The research focuses on a region beneath an ice sheet called the grounding zone, which is where the ground-based ice meets the sea. Over time, such land-based ice moves into the surrounding ocean and eventually melts—a process that takes place around the coast of Antarctica and Greenland and is a major contributor to sea level rise.

The new study models how seawater can seep between the land and the ice sheet that rests on it, and how this affects the localized melting of the ice, lubricating the bed and influencing the speed at which it could slide towards the sea. And it looks at how this process accelerates with warming water.

"Ice sheets are very sensitive to melting in their grounding zones. We find that grounding zone melting displays a 'tipping point like' behavior, where a very small change in ocean temperature can cause a very big increase in grounding zone melting, which would lead to a very big change in flow of the ice above it," Bradley says.

This happens because warm water melting in the grounding zone of the ice sheet opens new cavities that allow further ingress of warm water, which causes more melting and bigger cavities, and so on. The tipping point comes because a small increase in the water temperature can have a very big impact on the amount of melting.

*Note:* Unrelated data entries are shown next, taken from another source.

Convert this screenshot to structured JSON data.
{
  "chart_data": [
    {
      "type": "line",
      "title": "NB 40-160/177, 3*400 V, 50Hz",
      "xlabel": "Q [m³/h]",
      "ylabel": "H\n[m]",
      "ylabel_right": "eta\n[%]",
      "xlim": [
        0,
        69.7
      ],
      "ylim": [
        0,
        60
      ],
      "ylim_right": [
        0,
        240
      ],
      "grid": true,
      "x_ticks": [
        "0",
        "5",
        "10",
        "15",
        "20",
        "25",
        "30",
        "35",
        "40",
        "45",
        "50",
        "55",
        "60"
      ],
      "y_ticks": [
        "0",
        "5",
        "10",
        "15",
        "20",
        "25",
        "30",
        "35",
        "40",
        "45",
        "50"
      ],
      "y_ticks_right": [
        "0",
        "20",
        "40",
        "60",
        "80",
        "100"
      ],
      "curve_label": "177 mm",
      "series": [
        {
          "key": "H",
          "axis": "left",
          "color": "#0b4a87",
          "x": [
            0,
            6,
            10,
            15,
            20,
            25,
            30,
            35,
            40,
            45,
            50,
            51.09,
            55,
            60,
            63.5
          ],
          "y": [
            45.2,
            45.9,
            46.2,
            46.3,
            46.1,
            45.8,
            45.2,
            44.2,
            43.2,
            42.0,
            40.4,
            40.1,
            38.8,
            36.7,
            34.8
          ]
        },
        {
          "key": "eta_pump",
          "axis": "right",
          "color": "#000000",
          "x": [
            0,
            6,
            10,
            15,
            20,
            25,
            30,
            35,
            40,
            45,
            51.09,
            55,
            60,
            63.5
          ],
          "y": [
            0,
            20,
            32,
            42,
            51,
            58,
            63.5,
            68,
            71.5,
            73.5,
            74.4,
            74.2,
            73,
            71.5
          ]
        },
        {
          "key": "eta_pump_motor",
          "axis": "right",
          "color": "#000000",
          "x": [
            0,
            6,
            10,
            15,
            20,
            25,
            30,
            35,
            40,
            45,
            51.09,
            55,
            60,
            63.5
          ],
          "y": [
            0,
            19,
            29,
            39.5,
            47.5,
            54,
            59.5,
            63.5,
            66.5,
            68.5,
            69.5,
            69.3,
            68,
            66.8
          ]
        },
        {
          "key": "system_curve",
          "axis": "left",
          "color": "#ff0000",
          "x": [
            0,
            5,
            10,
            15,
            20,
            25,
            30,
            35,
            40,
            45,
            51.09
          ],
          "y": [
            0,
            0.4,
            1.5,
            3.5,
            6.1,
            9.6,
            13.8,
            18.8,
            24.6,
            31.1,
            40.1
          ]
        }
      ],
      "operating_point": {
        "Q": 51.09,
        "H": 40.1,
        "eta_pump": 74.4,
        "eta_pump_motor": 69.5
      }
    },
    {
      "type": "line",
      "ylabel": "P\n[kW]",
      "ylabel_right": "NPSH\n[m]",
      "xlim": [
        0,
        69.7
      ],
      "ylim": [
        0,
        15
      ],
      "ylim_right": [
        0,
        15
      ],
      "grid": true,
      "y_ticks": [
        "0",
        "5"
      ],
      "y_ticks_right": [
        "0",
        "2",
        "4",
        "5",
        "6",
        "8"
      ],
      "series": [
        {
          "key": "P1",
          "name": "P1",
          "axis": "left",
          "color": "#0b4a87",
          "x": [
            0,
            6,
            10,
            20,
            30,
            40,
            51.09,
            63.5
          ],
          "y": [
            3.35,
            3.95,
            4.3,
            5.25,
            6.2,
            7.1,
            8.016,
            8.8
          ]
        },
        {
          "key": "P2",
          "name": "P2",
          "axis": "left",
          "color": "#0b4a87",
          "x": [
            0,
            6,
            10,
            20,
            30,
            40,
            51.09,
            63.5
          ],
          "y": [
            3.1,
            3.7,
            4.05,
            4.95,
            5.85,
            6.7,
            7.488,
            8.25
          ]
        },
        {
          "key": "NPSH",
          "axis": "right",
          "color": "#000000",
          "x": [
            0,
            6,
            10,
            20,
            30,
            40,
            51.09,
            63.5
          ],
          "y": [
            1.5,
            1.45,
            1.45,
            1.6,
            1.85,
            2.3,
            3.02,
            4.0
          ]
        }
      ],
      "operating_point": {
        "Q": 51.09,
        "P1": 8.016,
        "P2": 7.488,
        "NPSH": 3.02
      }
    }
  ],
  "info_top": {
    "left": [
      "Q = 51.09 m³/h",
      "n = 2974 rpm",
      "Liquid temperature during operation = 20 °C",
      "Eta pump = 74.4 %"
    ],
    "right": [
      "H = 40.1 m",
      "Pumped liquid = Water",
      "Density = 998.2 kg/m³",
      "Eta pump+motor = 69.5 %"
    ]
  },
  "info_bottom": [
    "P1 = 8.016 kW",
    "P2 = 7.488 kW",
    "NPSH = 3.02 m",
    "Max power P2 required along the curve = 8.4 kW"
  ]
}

Ice melt in this way, which is currently not accounted for in the models used by the Intergovernmental Panel on Climate Change (IPCC) and others, could explain why ice sheets in Antarctica and Greenland seem to be shrinking faster than expected, Bradley says. Including the results of the new work in such models could give more reliable estimates.

"This is missing physics, which isn't in our ice sheet models. They don't have the ability to simulate melting beneath grounded ice, which we think is happening. We're working on putting that into our models now," he adds.